A RONCA - parte 1

Ela não pára de tocar! Não está nevoeiro, o vento está calmo e nada faz adivinhar, nas próximas horas, quaisquer sinais de mau tempo.
Não tenho sono! Porquê ficar deitado sem sono? São 2 da manhã.
A pesca findara com a avalanche de pedras à meia-noite em ponto. Desde então muito se alterou na forma, na vida e na orientação destas gentes da Nazaré e sobretudo na minha vida, cujo percurso nunca foi fácil. Muitas das minhas histórias foram passadas no mar. Qual a mais marcante? Talvez tenha sido aquela quando tinha 5 anos de idade!

Os pescadores olhavam-se como objectos esquecidos numa repartição qualquer de perdidos e achados. A ronca, emitia um som tão familiar que parecia adivinhar que estava condenado para a vida inteira.
O dinheiro tinha dado a volta à cabeça de toda a gente e, por todo o país, fazia-se uma cavalgada desenfreada para o encontrar. Por que motivo andei por onde andei? De que estórias é feita a minha história? Em que mar sem sal naveguei? Enquanto estivesse acordado tinha a certeza de que estava vivo e isso sempre me deu força para continuar.
Ouvia a televisão do vizinho até de manhã. Não cessava ... era como a ronca! Tocava, tocava, mas ninguém a ouvia. O vizinho estava doente há algum tempo, abandonado pela mulher que desaparecera sem deixar rasto. Quando era criança, chamavam-lhe o pescador de polvos. Adorava comer estes invertebrados que algumas peixeiras secavam, tal como nos dias de hoje, ao sol.
Passaram 50 anos. São 2 da manhã e não tenho sono! A ronca desperta-me a memória dos tempos longínquos. Aos 8 anos, caía de sono e a ronca não parava de tocar.
É rapaziada! Acima ... p´ra cima que o barco está a chegar! ... heeee ... porra! É pá, então ninguém se levanta? Tá tudo morto? Os da família são os piores! - dizia o Ti-Zé Maria, a quem chamavam de velho de terra. Tinhamo-nos deitado há uma hora atrás, contando com um repouso merecido até à madrugada seguinte.
Quando é que acaba o Mar e o peixe no Mar! - gritou o Estera, fatigado pelo trabalho penoso e duro de todos os dias e noites.
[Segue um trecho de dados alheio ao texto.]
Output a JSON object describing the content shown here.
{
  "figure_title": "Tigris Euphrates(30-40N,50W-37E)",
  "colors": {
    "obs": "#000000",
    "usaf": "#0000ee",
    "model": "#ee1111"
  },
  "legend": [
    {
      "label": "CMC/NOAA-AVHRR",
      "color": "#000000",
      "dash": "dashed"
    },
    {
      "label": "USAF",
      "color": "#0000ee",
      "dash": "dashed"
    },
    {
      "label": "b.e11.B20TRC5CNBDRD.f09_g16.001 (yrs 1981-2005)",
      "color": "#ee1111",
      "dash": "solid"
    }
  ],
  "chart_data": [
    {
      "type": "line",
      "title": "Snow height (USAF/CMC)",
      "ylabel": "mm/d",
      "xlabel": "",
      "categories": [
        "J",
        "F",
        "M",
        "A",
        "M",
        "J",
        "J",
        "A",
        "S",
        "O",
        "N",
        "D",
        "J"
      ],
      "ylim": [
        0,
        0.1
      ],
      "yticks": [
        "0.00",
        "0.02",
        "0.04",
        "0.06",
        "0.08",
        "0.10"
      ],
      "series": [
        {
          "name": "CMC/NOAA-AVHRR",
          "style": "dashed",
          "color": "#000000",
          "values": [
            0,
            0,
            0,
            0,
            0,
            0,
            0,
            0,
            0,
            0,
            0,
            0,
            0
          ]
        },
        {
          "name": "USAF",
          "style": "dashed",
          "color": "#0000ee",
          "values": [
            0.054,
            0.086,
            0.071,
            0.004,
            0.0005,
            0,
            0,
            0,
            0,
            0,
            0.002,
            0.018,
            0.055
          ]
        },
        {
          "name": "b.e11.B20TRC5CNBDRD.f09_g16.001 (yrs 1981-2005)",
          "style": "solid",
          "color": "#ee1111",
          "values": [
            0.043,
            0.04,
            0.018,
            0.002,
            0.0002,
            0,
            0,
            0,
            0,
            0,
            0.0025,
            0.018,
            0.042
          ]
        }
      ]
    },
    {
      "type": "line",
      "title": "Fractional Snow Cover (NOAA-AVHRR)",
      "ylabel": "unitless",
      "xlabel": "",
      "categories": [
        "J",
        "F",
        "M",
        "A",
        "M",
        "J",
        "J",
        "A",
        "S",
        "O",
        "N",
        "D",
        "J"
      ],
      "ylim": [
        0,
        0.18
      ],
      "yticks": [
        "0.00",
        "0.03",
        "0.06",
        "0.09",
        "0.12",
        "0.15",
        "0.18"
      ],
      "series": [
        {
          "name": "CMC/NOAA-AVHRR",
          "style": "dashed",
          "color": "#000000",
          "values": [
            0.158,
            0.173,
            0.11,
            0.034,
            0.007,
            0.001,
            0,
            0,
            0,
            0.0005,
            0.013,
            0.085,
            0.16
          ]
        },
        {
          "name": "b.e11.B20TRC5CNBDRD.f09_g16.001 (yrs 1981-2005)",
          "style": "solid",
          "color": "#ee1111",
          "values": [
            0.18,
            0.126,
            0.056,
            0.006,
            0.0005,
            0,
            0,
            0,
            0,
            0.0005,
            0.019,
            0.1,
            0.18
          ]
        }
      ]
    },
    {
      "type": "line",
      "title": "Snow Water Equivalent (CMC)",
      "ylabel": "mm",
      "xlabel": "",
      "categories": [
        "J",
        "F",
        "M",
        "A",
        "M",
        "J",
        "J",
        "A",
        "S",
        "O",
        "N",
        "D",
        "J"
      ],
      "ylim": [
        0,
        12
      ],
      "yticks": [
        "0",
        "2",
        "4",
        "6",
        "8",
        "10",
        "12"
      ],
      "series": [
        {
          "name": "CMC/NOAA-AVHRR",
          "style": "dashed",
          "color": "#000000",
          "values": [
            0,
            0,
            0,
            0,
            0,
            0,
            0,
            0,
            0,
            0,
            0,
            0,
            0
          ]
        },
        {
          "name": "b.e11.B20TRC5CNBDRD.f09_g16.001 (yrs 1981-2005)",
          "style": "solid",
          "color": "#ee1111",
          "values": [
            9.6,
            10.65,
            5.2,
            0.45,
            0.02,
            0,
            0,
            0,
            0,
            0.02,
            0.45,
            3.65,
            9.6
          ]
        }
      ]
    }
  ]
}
Quase ninguém tinha consciência do que fazia. As necessidades comandavam o fio dos dias de sol-a-sol. Eu também queria ficar a dormir, mas quem é que consegue dormir num curral carregado de pulgas? O Estera estava cheio delas; andavam na camiseta, no pescoço, nas cuecas, ... Estão à espera de quê? Palácios do Czar? - somos apenas crianças e já nos mataram os sonhos, dizia o João.

Em todos os períodos da história da humanidade, proibiram os homens de sonhar!